The Magnificent Spilsbury and the Case of the Brides in the Bath Paperback
by Jane Robins
Bessie Mundy, Alice Burnham and Margaret Lofty are three women with one thing in common.
They are spinsters and are desperate to marry. Each woman meets a smooth-talking stranger who promises her a better life.
She falls under his spell, and becomes his wife. But marriage soon turns into a terrifying experience.
In the dark opening months of the First World War, Britain became engrossed by 'The Brides in the Bath' trial.
The horror of the killing fields of the Western Front was the backdrop to a murder story whose elements were of a different sort.
This was evil of an everyday, insidious kind, played out in lodging houses in seaside towns, in the confines of married life, and brought to a horrendous climax in that most intimate of settings - the bathroom.
The nation turned to a young forensic pathologist, Bernard Spilsbury, to explain how it was that young women were suddenly expiring in their baths.

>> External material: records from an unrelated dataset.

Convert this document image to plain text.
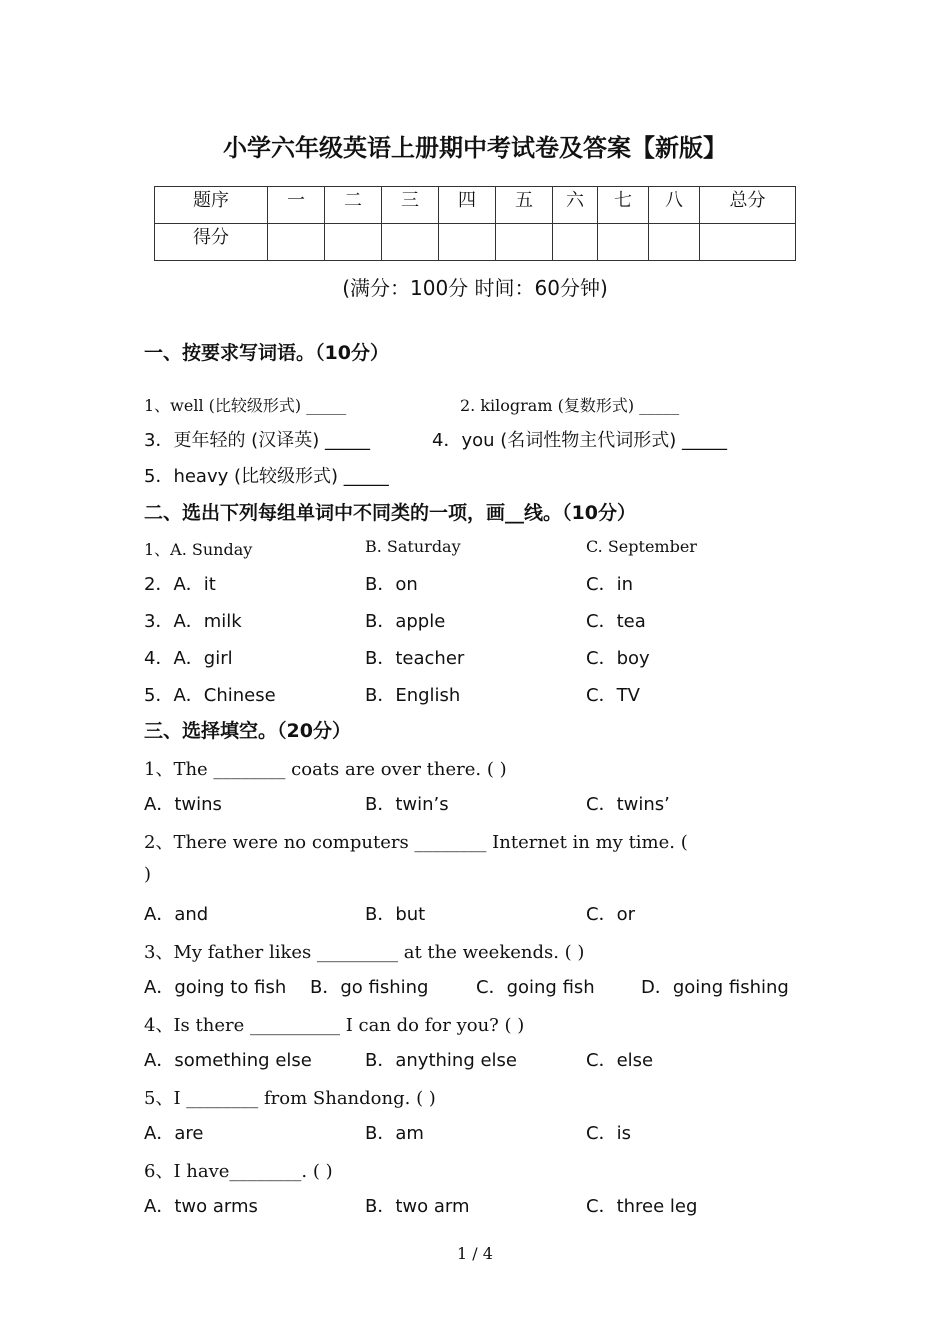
小学六年级英语上册期中考试卷及答案【新版】
题序	一	二	三	四	五	六	七	八	总分
得分									
(满分：100分 时间：60分钟)
一、按要求写词语。（10分）
1、well (比较级形式) _____	2. kilogram (复数形式) _____
3．更年轻的 (汉译英) _____	4．you (名词性物主代词形式) _____
5．heavy (比较级形式) _____
二、选出下列每组单词中不同类的一项，画__线。（10分）
1、A. Sunday	B. Saturday	C. September
2．A．it	B．on	C．in
3．A．milk	B．apple	C．tea
4．A．girl	B．teacher	C．boy
5．A．Chinese	B．English	C．TV
三、选择填空。（20分）
1、The ________ coats are over there. ( )
A．twins	B．twin’s	C．twins’
2、There were no computers ________ Internet in my time. (
)
A．and	B．but	C．or
3、My father likes _________ at the weekends. ( )
A．going to fish B．go fishing	C．going fish	D．going fishing
4、Is there __________ I can do for you? ( )
A．something else	B．anything else	C．else
5、I ________ from Shandong. ( )
A．are	B．am	C．is
6、I have________. ( )
A．two arms	B．two arm	C．three leg
1 / 4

This was the age of science. In fiction, Sherlock Holmes applied a scientific mind to solving crimes. In real-life, would Spilsbury be as infallible as the 'great detective'?
- Format: Paperback
- Pages: 320 pages, Illustrations
- Publisher: Hodder & Stoughton General Division
- Publication Date: 20/01/2011
- Category: True crime
- ISBN: 9781848541092
Showing 1 - 1 of 1 reviews.
Review by Canadian_Down_Under
Most true crime aficionados are familiar with Britain’s infamous “Brides in the Bath” killer who married three women then killed them for their money.This absorbing book by Jane Robins details the crimes of George Smith as well as the illustrious career of Bernard Spilsbury, a forensic pathologist who first gained public notice with his courtroom testimony which helped seal the fate of Dr. Crippen. Robins does a good job weaving the lives of these two men until they meet on opposite sides of the judicial system. Robins also gives the reader a sense of the history of the times through newspaper accounts and excerpts from books to give an understanding of the social mores of the times. Although the Victorian era was over, at the start of the 20th century women had few options. This leads to some understanding as to why these women married George Smith when there were indications that he was not of good character.This book is well researched. The tone of the writing is authoritative yet accessible to the casual reader. A good solid read. Highly recommended for the true crime buff.